Wer bekommt ein Intensivbett und wird an ein Beatmungsgerät angeschlossen, wenn es nicht genügend Plätze gibt? Ist ein junges Leben mehr wert als ein altes? Wie kann der moralische Stress eines Pflegers gemindert werden, der eine schwerkranke Patientin isolieren muss, sodass sie sich nicht von ihren Angehörigen verabschieden kann? Wie lassen sich Impfstoffe entwickeln, ohne die Probanden als Mittel zum Zweck zu behandeln? Wie wird über Impfpriorisierungen entschieden? Sollen Individuen, um eine sogenannte Herdenimmunität zu erreichen, dazu verpflichtet werden, sich impfen zu lassen? Ist die zeitweise Aufhebung von Patenten auf Impfstoffe geboten, um Entwicklungsländer bei der Eindämmung der Krankheit zu unterstützen?

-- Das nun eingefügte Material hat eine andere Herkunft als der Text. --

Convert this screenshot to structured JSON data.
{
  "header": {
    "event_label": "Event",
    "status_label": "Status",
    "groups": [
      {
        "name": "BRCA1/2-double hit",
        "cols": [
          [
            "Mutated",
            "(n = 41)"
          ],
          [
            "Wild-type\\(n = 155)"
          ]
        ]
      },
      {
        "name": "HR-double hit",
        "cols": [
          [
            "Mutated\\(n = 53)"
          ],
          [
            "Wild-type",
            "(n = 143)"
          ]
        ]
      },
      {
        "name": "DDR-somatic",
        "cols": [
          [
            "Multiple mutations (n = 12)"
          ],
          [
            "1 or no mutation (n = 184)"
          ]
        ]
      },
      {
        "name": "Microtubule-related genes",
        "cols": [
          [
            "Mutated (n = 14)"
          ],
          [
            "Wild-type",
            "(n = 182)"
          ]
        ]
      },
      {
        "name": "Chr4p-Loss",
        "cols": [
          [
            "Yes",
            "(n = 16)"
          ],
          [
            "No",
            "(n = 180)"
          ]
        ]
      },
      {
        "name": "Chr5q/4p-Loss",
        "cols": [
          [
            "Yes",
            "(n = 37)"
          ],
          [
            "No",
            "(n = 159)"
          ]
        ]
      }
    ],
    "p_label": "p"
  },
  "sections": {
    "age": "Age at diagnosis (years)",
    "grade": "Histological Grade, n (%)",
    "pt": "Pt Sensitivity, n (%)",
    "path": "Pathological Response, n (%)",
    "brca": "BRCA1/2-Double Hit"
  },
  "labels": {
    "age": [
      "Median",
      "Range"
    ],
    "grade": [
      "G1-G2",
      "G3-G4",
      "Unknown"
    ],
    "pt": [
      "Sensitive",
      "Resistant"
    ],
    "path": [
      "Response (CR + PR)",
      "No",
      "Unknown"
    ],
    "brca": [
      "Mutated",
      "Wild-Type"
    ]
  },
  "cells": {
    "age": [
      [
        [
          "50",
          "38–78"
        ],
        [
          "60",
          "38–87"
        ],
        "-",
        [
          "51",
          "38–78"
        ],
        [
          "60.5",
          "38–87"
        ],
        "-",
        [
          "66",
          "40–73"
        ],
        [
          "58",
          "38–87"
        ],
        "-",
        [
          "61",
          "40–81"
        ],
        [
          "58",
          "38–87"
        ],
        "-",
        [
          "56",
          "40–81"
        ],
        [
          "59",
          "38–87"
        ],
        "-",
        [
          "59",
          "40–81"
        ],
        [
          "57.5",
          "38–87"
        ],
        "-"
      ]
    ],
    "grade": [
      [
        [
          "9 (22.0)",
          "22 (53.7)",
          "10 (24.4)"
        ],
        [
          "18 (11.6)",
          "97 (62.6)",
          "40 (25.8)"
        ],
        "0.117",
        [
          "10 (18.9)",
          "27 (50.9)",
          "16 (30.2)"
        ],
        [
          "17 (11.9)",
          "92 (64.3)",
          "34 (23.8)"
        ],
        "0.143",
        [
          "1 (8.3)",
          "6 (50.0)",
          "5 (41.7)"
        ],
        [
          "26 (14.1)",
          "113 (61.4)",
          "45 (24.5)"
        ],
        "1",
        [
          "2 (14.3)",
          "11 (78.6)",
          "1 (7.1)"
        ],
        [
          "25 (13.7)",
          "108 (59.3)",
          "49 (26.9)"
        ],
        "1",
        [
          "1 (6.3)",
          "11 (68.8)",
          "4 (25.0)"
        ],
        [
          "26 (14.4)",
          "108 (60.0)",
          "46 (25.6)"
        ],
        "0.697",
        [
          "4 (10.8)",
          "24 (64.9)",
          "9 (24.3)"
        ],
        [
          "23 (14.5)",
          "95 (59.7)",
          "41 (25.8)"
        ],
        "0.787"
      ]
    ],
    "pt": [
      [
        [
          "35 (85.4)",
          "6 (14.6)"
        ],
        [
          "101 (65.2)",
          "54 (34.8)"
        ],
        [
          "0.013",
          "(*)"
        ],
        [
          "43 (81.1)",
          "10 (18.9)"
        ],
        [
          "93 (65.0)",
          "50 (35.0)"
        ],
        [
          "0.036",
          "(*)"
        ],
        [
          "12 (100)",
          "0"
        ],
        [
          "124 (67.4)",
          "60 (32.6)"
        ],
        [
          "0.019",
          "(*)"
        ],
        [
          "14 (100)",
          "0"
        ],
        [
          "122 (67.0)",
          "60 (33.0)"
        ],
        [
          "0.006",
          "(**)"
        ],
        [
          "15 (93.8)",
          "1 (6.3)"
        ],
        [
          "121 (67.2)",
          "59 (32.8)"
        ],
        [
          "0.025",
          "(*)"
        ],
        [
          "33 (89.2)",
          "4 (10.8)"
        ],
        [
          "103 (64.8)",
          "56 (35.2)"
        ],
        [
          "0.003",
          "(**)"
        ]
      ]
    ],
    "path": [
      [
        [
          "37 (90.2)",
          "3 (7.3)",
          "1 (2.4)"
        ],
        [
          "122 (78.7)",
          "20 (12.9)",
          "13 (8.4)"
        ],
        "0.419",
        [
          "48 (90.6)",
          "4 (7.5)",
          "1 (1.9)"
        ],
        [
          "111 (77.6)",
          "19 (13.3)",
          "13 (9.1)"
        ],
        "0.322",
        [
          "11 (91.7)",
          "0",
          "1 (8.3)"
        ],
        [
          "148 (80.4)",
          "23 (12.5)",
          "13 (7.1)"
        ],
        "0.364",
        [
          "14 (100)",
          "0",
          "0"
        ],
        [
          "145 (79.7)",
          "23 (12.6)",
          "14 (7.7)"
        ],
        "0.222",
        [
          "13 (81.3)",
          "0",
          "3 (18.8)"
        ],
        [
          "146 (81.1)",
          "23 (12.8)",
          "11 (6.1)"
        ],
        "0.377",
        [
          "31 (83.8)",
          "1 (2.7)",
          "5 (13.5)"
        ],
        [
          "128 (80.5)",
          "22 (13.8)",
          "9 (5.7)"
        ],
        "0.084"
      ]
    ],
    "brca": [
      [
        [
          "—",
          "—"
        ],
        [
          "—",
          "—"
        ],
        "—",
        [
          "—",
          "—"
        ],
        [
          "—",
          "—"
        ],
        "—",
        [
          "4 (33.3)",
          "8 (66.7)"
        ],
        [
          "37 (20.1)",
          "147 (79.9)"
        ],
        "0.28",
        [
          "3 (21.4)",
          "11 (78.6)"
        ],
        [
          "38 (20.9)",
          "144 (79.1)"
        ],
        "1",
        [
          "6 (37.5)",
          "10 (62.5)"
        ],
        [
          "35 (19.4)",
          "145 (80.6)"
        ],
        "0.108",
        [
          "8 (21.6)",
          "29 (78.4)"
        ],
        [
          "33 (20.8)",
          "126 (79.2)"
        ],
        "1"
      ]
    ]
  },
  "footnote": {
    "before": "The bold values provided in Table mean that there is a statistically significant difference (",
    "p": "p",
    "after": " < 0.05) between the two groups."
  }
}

Die Corona-Pandemie spitzt nicht nur virologische und epidemiologische Fragen zu, sondern auch moralische. Ethik, als die Wissenschaft von der Moral, spielt eine entscheidende Rolle in deren Diskussion. Das zeigt etwa die enorme Aufmerksamkeit, die Gremien wie dem Deutschen Ethikrat in der Pandemie zuteilwird – ebenso wie deren gestiegener Einfluss auf die Gesundheitspolitik der Bundesregierung. Im Kern geht es in der Pandemie darum, Freiheitsrechte und Bevölkerungsschutz abzuwägen, Eigenverantwortung und staatliche Maßnahmen auszutarieren sowie rationales Denken und individuelle Autonomie zu verbinden. Hinzu kommen Fragen der Verteilungsgerechtigkeit – sowohl innerhalb Deutschlands als auch im globalen Maßstab.
Zwar kann Ethik in der Pandemie keine eindeutigen Antworten geben. Aber sie kann helfen, Missstände in Forschung und Pflege zu identifizieren, Leitlinien zu formulieren – für den Fall einer Triage-Situation oder für die Impfstoffverteilung – und mit guten Gründen gerechtfertigte medizinische Behandlungsmethoden zu entwickeln. Ob bei künftigen Pandemien ähnliche Diskussionen geführt werden, bleibt abzuwarten. Denn nicht zuletzt können sich moralische Einstellungen und ethische Abwägungen im Laufe der Zeit wandeln.